Hillary Primary had 800 to 900 pupils, of whom 65 percent were Indian and 25 percent were Zulu. Most parents felt that learning Afrikaans was much easier than Zulu.
Ndlovu said the board would meet again next week and, if there was a need, they would also have a meeting for parents.
Muzi Mahlambi of the KZN Education Department said school governing bodies were only there to implement the will of the parents. They should call a meeting with the parents and implement their wishes when deciding on the language issue, he said.
Tim Gordon, the national chief executive of the Governing Body Foundation, said the policy statements strictly stipulated the subjects that schools could offer, and the duration of each lesson.
From next year grades 4 to 6 (intermediate phase) would offer six rather than eight subjects: home language, first additional language, maths, natural sciences and technology, social sciences and life skills.
“The regulations were implemented in grades 1 to 3 in 2012, and they will be implemented in 2013 in grades 4 to 6. This is why it has only now become an issue,” Gordon said.

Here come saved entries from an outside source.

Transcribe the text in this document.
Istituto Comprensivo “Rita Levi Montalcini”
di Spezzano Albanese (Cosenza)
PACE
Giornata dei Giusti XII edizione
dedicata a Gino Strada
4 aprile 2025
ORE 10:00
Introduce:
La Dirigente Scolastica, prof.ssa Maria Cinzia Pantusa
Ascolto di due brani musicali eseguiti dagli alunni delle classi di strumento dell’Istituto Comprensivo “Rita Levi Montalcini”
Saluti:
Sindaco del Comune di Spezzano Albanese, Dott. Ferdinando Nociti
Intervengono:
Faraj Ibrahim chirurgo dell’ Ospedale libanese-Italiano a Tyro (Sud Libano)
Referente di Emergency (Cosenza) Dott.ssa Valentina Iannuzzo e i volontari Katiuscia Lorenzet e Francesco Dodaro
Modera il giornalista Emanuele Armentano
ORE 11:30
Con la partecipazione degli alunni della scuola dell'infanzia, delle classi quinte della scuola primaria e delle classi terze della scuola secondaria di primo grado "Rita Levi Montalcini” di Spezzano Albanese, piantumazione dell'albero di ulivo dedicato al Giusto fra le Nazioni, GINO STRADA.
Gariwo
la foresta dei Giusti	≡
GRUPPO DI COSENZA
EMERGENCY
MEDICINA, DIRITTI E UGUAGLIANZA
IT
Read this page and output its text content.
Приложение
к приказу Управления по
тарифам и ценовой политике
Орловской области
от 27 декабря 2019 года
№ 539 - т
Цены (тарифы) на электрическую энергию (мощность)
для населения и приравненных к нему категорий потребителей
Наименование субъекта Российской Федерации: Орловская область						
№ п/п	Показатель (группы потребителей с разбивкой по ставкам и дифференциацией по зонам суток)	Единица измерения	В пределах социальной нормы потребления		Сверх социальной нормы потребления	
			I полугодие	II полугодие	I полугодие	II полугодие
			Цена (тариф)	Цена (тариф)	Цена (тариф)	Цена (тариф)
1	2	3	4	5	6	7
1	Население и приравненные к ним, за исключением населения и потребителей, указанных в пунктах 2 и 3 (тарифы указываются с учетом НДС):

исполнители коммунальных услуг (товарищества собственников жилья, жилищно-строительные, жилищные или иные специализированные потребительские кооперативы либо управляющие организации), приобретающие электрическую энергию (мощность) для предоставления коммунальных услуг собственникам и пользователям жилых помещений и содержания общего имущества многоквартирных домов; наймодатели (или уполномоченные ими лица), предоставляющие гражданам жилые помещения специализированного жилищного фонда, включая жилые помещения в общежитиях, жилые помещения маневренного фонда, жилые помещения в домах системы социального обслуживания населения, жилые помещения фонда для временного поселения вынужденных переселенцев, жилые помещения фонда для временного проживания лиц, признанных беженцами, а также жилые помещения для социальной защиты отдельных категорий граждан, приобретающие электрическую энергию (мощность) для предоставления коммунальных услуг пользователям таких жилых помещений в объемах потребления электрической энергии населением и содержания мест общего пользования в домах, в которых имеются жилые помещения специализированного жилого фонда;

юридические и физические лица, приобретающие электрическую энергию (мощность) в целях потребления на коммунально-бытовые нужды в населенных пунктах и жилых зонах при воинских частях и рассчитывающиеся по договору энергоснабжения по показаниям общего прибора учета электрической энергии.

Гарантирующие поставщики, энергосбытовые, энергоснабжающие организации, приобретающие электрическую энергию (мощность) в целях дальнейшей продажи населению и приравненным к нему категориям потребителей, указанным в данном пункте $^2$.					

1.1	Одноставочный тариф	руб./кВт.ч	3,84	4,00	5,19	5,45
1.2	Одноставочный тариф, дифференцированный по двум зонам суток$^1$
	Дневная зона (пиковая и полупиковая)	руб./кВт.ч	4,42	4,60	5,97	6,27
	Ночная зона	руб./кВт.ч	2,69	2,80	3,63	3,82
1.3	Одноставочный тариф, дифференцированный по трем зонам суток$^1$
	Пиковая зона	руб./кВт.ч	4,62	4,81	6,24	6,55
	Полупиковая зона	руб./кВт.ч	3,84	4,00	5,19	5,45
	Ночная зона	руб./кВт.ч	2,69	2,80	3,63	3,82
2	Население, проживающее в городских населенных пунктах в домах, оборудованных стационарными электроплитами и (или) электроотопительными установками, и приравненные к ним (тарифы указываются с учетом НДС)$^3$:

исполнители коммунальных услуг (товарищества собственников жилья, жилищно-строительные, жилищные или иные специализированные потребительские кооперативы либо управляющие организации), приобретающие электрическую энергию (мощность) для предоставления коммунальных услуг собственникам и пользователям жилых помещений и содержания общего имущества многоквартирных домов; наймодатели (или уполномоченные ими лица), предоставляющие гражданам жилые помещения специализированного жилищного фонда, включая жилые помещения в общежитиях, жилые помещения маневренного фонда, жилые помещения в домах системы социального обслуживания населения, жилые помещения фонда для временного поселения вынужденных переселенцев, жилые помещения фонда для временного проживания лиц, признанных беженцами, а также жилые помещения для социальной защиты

Afrikaans is a much easier language to master. There are no clicks, the vocabulary and the structures are part of the same family of languages as English and therefore easier to pick up… [It] has none of the archaic, historical structures of older languages like English, German, Latin, Zulu etcetera.”
Worse was that, for high school pupils, the standard of the externally set Zulu exam papers was beyond the capabilities of even mother-tongue speakers, Gordon said.
The unfairly high standard was putting pupils off, and doing a “huge disservice” to all indigenous languages.
Both Gordon and Jaco Deacon, the national deputy chief executive of the Federation of Governing Bodies of SA Schools, believed the schools’ choice also had to do with teacher supply.
In KZN last year, 11 766 Grade 12 pupils wrote Afrikaans first additional language, and 9 159 wrote Zulu. However, according to the KZN Education Department, 99 percent of the pupils studying Zulu passed, compared with 69.87 percent of the Afrikaans candidates.
Julia Mathibela of the Pan South African Language Board said: “If we say let the African languages take a back seat, when is it going to be the right time? We need an attitude change.”
She admitted there were challenges finding educational material, but said that if schools were keen on making a difference they would go the extra mile to find what they needed.
On Sunday, leading academic Professor Jonathan Jansen slammed the decision to drop an additional language, saying it was a “silly trade-off”.
He told The Mercury that some of the strongest economies in the world were multilingual and that children should not have to choose a language, but should do both. He added that it didn’t make sense that pupils were not learning Zulu in a province where so many people spoke the language.